7.This apart, the real value of these clarifications becomes apparent when dealing with mixed services. Many platforms offer multiple services, like combining ride-hailing with food delivery. Under the new framework, importantly, they don’t need to perform complex ITC allocations between different services. Instead, they can focus on maintaining clear records of their Section 9(5) supplies and platform services, ensuring proper tax payment mechanisms for each category.
8.Be it as it may, transitioning to this new framework requires careful attention to accounting practices. Platforms must ensure their systems can clearly distinguish between GST liabilities that must be paid in cash (Section 9(5) services) and those that can be settled using ITC (platform services). This might mean updating accounting software and training finance teams, but the long-term benefits of simplified compliance outweigh these initial adjustments to be made. To implement these changes effectively, e-commerce operators should start by reviewing their current accounting practices. This involves identifying all Section 9(5) services they provide, mapping out their platform fees and commissions, and ensuring their accounting systems can track these separately. Regular reviews of GST compliance under this new framework will help identify any areas needing adjustment.

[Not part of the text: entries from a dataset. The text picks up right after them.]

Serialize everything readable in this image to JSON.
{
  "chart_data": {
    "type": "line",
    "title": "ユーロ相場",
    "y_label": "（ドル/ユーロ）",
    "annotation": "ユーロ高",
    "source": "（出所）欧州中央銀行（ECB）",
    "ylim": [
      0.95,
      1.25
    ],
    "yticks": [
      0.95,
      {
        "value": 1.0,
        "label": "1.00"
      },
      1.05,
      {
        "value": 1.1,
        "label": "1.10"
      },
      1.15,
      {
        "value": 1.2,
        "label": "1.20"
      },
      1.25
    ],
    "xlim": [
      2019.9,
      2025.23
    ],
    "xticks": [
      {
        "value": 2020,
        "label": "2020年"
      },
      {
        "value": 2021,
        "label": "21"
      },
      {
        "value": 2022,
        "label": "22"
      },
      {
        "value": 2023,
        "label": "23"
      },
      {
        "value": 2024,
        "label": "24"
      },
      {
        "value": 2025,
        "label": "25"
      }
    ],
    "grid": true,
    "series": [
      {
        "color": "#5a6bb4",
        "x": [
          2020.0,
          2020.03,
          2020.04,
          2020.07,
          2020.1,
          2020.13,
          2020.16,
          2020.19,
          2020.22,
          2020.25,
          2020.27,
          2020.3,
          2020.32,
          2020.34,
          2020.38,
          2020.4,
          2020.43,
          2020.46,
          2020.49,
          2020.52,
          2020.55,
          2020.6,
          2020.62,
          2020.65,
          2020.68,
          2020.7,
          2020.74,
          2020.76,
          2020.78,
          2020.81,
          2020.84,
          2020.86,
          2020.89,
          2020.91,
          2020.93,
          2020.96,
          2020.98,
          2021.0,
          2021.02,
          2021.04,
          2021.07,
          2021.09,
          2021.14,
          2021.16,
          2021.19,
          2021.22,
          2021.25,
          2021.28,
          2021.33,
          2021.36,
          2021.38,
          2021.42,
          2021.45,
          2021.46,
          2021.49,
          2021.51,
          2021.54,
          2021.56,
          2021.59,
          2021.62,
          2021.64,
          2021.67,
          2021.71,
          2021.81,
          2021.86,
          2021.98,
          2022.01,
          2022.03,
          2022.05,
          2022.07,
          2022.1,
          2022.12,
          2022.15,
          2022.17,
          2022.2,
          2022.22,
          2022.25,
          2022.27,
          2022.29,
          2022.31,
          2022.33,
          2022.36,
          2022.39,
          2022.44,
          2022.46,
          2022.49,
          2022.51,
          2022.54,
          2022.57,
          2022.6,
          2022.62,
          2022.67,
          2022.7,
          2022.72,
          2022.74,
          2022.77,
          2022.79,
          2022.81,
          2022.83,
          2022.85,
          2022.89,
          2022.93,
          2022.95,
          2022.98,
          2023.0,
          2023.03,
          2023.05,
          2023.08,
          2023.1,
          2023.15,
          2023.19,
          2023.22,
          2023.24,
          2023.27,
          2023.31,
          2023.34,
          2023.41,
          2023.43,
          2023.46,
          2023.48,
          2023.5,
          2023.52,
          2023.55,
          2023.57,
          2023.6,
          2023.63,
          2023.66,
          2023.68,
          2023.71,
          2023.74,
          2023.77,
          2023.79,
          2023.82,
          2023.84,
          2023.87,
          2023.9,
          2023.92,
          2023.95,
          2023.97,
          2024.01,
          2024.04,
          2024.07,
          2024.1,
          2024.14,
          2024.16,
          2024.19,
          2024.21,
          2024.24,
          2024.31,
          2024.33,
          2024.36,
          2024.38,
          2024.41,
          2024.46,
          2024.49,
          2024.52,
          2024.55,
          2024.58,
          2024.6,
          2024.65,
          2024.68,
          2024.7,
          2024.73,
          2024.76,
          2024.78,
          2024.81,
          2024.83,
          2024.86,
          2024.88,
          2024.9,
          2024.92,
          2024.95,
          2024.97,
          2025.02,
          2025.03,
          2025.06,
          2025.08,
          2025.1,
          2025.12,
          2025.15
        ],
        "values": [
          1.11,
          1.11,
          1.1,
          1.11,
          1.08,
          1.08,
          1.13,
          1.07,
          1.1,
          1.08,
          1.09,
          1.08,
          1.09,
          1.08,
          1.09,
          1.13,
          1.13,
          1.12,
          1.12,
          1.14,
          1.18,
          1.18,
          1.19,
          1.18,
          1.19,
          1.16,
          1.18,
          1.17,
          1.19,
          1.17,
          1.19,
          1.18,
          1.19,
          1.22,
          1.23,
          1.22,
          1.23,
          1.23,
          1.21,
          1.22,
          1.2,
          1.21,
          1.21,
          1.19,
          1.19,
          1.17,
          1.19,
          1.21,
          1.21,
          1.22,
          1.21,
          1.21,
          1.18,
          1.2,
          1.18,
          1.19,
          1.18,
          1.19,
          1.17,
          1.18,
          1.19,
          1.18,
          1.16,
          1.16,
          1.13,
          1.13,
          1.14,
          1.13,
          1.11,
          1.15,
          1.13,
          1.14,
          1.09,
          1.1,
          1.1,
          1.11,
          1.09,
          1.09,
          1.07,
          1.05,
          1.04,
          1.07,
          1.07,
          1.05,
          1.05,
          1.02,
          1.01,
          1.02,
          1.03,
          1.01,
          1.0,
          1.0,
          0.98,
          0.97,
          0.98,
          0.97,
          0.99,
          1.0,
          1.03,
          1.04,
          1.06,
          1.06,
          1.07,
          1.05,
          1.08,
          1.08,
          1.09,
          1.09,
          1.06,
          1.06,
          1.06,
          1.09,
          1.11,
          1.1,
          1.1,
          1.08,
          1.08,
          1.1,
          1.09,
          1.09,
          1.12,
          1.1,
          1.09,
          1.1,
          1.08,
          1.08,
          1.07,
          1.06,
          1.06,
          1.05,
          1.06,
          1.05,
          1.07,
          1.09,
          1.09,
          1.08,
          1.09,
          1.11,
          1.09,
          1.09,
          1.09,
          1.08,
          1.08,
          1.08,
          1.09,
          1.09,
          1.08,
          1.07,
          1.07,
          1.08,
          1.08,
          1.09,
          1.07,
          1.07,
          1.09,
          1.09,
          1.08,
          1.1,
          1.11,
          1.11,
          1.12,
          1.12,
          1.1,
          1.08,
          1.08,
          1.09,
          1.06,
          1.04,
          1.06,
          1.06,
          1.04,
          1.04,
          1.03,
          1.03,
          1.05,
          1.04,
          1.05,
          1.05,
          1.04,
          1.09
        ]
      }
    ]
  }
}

9.Looking ahead, these changes will likely contribute to the continued growth of India’s e-commerce sector. With clearer tax treatment guidelines, platforms can better plan their operations and manage their working capital. The simplified framework also makes it easier for new players to enter the market, potentially leading to increased competition and innovation in the sector. For tax practitioners and finance professionals working with e-commerce platforms, these clarifications provide a clear roadmap for advising clients and ensuring compliance. The elimination of proportionate reversals and the clear distinction between payment mechanisms for different types of services makes their advisory role more straightforward while ensuring accurate tax treatment.
10.As the e-commerce sector continues to evolve, this framework provides a solid foundation for future growth while ensuring proper tax compliance. The clear guidelines on ITC treatment and tax payment mechanisms represent a significant step forward in India’s journey toward a more streamlined and efficient GST system. The CBIC’s clarification represents a significant step toward simplified tax compliance in the e-commerce sector. By eliminating the need for proportionate ITC reversals and providing clear guidelines on tax payment mechanisms, it reduces complexity while ensuring proper tax collection. This allows e-commerce operators to focus more on their core business operations while maintaining compliance with tax regulations.